Now, we can see the content of the tables using SQL queries:

In [5]:
%sql SELECT DISTINCT NOM, PRENOM FROM MASTER1 LIMIT 3;

 * sqlite:///wine.db
Done.


NOM,PRENOM
Six,Paul
Marmagne,Bernard
Lioger d'Harduy,Gabriel


In [6]:
%sql SELECT DISTINCT NV,CRU,DEGRE,MILL,DATES,LIEU,QTE FROM MASTER2 LIMIT 3;

 * sqlite:///wine.db
Done.


NV,CRU,DEGRE,MILL,DATES,LIEU,QTE
,,,,,,
1.0,Mercurey,11.5,1980.0,1977-11-02,BORDEAUX,33.0
1.0,Mercurey,11.5,1980.0,2015-10-16,PARIS,1.0


# PART I: Database normalization

The first task on this TP is the normalization of the wine data.
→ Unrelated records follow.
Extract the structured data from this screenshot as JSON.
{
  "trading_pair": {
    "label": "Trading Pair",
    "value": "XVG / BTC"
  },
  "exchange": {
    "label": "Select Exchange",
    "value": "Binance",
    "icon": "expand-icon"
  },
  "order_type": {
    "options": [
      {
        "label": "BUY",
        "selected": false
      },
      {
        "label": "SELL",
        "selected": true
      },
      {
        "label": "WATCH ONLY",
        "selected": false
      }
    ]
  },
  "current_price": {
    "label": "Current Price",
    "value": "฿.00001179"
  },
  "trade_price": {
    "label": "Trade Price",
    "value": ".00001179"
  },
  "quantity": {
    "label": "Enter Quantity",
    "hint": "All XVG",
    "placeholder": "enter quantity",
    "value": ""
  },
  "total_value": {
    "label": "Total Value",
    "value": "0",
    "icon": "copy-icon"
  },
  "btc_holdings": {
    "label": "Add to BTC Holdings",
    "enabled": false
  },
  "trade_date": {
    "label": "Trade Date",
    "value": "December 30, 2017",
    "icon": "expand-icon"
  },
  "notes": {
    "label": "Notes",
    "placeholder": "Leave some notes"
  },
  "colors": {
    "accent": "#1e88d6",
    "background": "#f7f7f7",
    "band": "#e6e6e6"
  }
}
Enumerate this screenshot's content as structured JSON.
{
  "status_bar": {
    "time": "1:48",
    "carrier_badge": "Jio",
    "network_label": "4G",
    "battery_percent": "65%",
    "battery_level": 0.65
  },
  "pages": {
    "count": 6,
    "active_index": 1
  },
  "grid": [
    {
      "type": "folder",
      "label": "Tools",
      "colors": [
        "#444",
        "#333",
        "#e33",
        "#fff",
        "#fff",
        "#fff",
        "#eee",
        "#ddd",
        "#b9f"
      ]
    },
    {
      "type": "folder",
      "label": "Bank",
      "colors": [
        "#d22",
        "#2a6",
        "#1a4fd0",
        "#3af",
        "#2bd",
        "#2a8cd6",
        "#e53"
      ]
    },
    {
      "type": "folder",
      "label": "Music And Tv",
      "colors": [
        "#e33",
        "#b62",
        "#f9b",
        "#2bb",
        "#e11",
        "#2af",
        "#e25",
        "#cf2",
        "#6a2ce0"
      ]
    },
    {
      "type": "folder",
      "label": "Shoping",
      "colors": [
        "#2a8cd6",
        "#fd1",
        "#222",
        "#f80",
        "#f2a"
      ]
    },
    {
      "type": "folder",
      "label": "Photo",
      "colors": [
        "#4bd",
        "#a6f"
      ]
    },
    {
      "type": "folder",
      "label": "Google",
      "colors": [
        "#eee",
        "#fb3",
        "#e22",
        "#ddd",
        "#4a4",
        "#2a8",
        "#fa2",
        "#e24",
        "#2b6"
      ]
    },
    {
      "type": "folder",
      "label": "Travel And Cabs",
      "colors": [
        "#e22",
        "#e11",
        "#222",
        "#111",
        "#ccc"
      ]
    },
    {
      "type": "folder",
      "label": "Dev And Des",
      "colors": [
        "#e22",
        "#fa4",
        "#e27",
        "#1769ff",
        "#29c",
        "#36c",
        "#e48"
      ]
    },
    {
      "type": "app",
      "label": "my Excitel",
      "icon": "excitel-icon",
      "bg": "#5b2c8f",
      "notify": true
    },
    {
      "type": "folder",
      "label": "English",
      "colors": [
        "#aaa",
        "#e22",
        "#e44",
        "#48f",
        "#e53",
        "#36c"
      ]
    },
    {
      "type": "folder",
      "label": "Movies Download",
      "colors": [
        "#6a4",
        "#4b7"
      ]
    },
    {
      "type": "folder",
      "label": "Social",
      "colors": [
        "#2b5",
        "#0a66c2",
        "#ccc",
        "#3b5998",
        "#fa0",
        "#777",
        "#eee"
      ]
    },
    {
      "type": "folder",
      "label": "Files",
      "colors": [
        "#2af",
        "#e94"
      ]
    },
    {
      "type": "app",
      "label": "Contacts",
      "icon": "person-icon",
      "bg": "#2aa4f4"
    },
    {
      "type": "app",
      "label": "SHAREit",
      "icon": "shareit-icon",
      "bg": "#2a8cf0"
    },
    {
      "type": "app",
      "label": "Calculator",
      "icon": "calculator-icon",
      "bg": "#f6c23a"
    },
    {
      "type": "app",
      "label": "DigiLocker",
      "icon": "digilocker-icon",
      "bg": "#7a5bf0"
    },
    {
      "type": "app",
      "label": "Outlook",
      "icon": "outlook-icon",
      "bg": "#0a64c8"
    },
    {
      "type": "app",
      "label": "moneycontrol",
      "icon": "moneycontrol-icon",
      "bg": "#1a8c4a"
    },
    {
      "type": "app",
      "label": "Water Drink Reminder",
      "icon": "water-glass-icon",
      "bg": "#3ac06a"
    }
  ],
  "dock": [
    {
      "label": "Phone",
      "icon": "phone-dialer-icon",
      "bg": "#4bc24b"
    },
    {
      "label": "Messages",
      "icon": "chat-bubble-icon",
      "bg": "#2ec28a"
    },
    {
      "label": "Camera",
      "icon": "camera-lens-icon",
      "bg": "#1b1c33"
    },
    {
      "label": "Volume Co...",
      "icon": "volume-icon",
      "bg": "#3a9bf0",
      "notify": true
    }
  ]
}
In its current state both tables Master1 and Master2 are in the First Normal Form (1NF) and suffer from data redundancy, update, deletion and insertion anomalies. 

__1.1__ Convert table Master1 to the Second Normal Form (2NF), Third Normal Form (3NF) and Boyce-Codd Normal Form(BCNF).
* Explain your answer
* List functional dependencies
* Describe the schema of new tables and how they relate

ANSWER:
- The Master1 Table contains information about producers, wine and how many bottles where harvest by each producer.
To fit the 2NF, 3NF and BCNF. We should make 3 tables for each.
- The table Producers will contain (NP, NOM, PRENOM, REGION)
- The table Wine will contain (NV, CRU, DEGRE, MILL)
- The table Harvest will contain (ID_HARV, NP, NV, QTE)
As we can see, NP and NV are the primary keys of Producers and Wine, and are related to the table Harvest. Where they are foreign keys

Concerning functional dependencies:
In the table Producers we have: NP->{PRENOM, NOM, REGION}<br/>
In the table Wine we have: NV -> {CRU, MILL, DEGRE}<br/>
In the table Harvest we have: {NV, NP} -> QTE<br/>
A good practice could be to set a primary key for the table harvest.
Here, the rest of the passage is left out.